Capossela: vengo in Abruzzo a cercare orsi e dialetti, vi amo
Il cantautore fa tappa a Pescara con il suo tour “Con i tasti che ci abbiamo”
PESCARA. Canzoni urgenti con cui girare i teatri della Penisola in risposta al controverso momento storico che stiamo vivendo. Un tour con cui Vinicio Capossela fa conoscere da vicino il suo album, vincitore della prestigiosa Targa Tenco 2023. “Tredici canzoni urgenti”, appunto, è il titolo del suo ultimo lavoro per Warner Music Italy. Tredici nuovi brani scritti fra febbraio e giugno del 2022 e registrati nei mesi seguenti.

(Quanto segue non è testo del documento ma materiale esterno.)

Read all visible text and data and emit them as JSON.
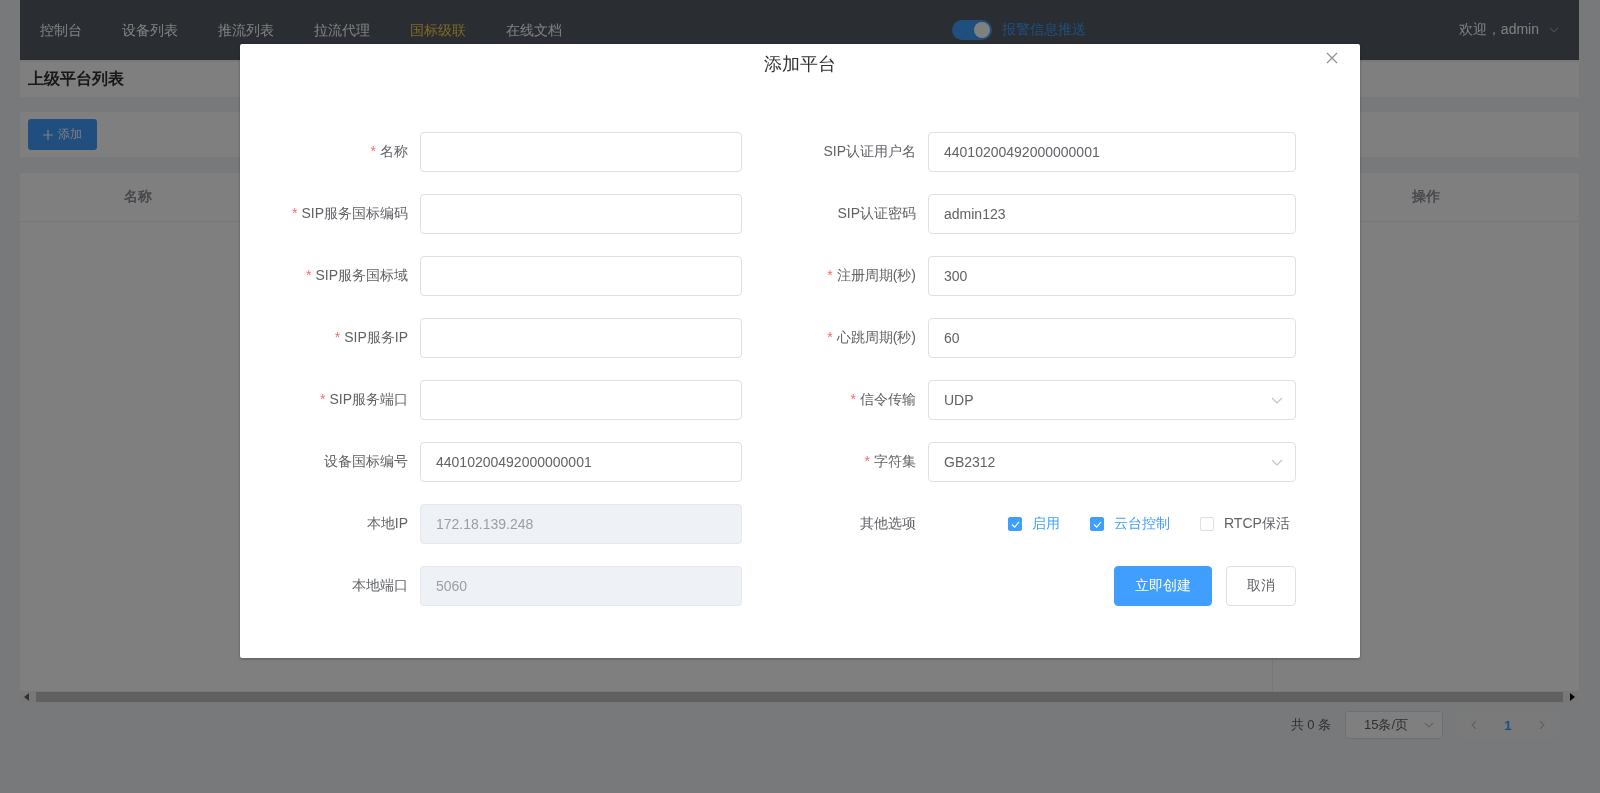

Un disco musicalmente polimorfo e collettivo, che contiene molti strumenti, musicisti e ospiti e che alterna diverse forme musicali, dalla folìa cinquecentesca al reggae & dub anni ‘90. Ballate, waltz, jive e un cha cha cha costituiscono l’universo musicale di canzoni che provano a dare voce a un campionario di problematiche che abbiamo quotidianamente davanti ai nostri occhi ma che – schiacciati dall’incessante berciare della società dello spettacolo (che è sempre più la società dell’algoritmo) – non riusciamo più a vedere, a sentire, a capire. Tutto questo, oltre alle ballate di sempre, Capossela porterà anche a Pescara, nella tappa di sabato 4 novembre al Teatro Massimo, per un’iniziativa organizzata da Best Eventi. Il tour si intitola Con i tasti che ci abbiamo - come la canzone che chiude il nuovo album. «I tasti del pianoforte», spiega il musicista 57enne di origine irpina, «smontati sembrano spazzolini da denti per elefanti, o metri di legno da muratore. Privati del loro compito, e del complesso dello strumento per il quale sono costruiti, diventano lunghe dita inarticolate, smaltate in punta, a volte di bianco a volte di nero. Schegge di qualcosa che si è rotto, di un mondo fatto a pezzi come da un congegno che ti è esploso tra le mani. Con i tasti che ci abbiamo, ci siamo fatti infilzare senza che nessuna beatitudine ne sia venuta. Ma sono venute tredici canzoni, fastidiose e urgenti». Tra queste, La cattiva educazione, cantata insieme a Margherita Vicario, una traccia in cui Capossela affronta la violenza di genere.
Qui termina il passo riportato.